Mitchell's heightened sense of the spirit and rhythms in nature is heir to Arthur Dove's and Charles Burchfield's investigations of a life force beyond mere appearances and their extension of Romantic nature philosophy into the 20th century. Mitchell strives for a similar mystical, transcendent quality but with the added influence of '60s psychedelia. Several of the "flower power" paintings, with their bold paint-stroke petals radiating from the center like ejaculatory starbursts, are layered over spirals, concentric circles, daubs and dots of paint or multicolored checkerboards, simulating the trance-inducing, ecstatic charge so associated with hippie esthetics. In an untitled work from 2004, hot-colored, leafless tree forms layered over thin brushy orbs and transparent veils of pigment spring up rankly, as if on the verge of outgrowing the confines of the paper. A 2006 work employs similar space-defying acts with its optically oscillating bands of warm and cool color at play in pools of tiny floating colored dots--like a visual translation of a musical score in which the notes and bars are polychromed and infinitely tiered. Both a highly energized surface and an illusion of deep space at once, the painting invites meditation on states of consciousness as well as the cosmos.

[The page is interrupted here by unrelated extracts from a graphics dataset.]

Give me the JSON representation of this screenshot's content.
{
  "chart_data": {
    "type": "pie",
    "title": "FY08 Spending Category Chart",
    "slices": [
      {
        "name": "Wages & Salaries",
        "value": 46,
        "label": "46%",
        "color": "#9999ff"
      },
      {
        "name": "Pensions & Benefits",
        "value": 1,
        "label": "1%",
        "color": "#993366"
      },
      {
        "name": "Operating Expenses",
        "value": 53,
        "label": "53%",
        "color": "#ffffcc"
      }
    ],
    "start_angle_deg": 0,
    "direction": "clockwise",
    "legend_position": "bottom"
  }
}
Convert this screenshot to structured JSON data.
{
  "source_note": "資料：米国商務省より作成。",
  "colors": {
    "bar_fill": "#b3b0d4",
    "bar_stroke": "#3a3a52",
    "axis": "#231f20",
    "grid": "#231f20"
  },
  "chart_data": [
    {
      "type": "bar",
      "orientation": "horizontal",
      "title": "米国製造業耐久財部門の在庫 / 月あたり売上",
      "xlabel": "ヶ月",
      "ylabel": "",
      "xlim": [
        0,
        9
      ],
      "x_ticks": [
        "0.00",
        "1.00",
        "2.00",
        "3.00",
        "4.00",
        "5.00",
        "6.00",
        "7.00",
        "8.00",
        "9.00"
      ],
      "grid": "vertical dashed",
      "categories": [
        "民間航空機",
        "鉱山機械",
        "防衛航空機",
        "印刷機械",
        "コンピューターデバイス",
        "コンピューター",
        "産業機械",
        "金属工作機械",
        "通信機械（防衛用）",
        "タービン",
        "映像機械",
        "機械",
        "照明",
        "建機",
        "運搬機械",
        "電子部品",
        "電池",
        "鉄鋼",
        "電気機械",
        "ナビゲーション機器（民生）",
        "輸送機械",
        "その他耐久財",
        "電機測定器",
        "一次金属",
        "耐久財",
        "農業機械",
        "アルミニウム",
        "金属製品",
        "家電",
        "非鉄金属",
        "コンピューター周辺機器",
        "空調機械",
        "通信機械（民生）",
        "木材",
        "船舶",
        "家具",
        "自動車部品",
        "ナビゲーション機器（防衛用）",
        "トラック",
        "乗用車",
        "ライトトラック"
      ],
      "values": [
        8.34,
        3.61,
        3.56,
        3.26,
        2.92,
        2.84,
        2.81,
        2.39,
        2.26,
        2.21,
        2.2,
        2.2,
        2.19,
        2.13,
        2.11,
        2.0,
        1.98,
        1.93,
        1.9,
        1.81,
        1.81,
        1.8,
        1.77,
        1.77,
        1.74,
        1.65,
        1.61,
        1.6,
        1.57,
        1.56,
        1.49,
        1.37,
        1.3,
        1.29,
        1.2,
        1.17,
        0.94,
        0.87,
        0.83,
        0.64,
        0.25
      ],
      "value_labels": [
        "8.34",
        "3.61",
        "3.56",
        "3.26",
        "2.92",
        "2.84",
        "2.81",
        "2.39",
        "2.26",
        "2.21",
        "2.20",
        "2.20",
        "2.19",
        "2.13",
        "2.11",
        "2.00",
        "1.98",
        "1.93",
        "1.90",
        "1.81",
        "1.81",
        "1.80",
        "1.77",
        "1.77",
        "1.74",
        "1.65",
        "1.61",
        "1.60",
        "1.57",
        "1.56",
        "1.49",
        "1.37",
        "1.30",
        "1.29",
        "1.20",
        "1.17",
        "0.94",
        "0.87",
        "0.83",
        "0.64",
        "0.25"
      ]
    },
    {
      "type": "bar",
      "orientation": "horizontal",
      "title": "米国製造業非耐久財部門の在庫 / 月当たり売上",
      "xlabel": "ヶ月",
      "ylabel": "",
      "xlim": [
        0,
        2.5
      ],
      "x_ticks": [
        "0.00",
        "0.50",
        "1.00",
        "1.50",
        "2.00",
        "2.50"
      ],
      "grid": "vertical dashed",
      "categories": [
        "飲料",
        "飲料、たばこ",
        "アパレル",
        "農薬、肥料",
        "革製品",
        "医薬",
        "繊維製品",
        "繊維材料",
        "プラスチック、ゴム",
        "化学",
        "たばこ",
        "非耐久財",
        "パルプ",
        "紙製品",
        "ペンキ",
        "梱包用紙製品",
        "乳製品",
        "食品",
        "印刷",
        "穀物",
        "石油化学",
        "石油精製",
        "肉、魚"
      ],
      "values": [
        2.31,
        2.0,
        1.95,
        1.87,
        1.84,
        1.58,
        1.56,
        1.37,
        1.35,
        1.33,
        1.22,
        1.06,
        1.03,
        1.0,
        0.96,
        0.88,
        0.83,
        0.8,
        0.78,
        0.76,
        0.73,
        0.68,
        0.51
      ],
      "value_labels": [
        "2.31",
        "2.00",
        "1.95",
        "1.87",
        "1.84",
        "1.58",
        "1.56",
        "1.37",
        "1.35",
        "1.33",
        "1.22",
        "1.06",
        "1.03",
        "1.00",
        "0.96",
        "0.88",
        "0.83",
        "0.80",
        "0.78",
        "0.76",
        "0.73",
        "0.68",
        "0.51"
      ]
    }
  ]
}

If Mitchell seems too nostalgic for the sincerity of early modernism or the '60s subculture's belief that encounters with altered states would open minds to effect critical change, her work is nevertheless notable for its visionary power. At a time when, as philosopher David Michael Levin claims, we are "crying for a vision" to reconstruct our relationship with the environment, the use of archetypal "transhistorical" patterns such as Mitchell's can transform our sense of vision. Whether seeking to connect the human psyche more deeply with its natural sources or presenting a rapturous response to the beauty of organic form, she makes these small paintings seem epic.